Camper Air Conditioner
Although rooftop units are undoubtedly the most common and popular RV AC option, they’re not the only one. And depending on the age of your rig and your setup, you may find one of these other AC types will work better in your situation.
Some RVers driving vintage rigs that don’t come with a rooftop unit pre-installed might invest in a ventless, portable indoor AC unit, like the Honeywell MN12CES. These little floor models can be surprisingly powerful and often come with added benefits like dehumidifiers, and they’re usually relatively affordable and don’t require any difficult setup. The drawback, of course, is that the unit will take up some floor space — which, as you know, is at a premium in a camper!
We’ve also seen campers use traditional window AC units, or floor units requiring a window vent. However, these units not take up extra space and look ugly from the exterior, but also release fumes that can be dangerous if not properly ventilated. If you go this route, proceed with caution.
Quietest RV Air Conditioner
One of the main concerns many campers have about any RV air conditioner is the amount of noise it might make. A noisy fan or AC motor can keep you awake at night, or even disturb your nearby campground neighbors.
The answer to the question, “Which RV AC unit is quietest?” will depend on who you ask, and each camper may give you a different answer. That said, it’s a good idea to go with a high-quality, well-respected brand, like Coleman — if only because you’re more likely to get decent customer service if you do run into any noise reduction issues with your RV air conditioner.

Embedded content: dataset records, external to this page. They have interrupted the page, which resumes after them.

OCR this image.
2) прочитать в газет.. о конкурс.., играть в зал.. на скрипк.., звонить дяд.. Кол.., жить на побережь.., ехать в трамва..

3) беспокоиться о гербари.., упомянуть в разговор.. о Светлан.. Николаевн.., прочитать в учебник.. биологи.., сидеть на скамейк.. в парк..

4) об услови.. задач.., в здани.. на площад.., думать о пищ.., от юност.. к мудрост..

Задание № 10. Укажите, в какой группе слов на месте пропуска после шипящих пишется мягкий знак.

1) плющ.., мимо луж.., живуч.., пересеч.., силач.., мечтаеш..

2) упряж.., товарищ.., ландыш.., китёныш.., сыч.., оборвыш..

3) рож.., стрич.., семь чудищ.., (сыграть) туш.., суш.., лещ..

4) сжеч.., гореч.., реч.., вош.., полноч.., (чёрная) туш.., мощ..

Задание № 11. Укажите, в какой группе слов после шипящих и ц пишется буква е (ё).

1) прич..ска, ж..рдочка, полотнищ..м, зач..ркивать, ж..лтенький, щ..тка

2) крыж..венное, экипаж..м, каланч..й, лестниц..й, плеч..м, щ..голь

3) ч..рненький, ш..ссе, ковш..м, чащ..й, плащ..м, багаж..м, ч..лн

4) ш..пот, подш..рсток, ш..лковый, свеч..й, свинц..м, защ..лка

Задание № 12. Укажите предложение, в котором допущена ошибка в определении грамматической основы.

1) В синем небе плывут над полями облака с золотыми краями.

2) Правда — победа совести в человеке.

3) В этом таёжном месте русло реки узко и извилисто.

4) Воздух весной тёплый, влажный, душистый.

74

If your RV air conditioner is making noise, be sure to check for basic mechanical problems, like a loose vent or screen. Click here to read more basics on RV air conditioner repair and maintenance.
Best Generator for RV Air Conditioner
If you’re not going to be hooked up to shore power, you’ll need a generator in order to run your AC. As Gone with the Wynns discovered, it is technically possible to run your AC off solar power… but it’s certainly not sustainable!
However, your RV’s air conditioner is a powerful piece of equipment, and it draws a lot more power than, say, a hair dryer. So make sure the generator you have on board will create enough power to run your AC properly.
Phew! That’s a whole lot of information about RV air conditioners, but don’t sweat it. If all goes well, you’ll stay cool out there all summer long!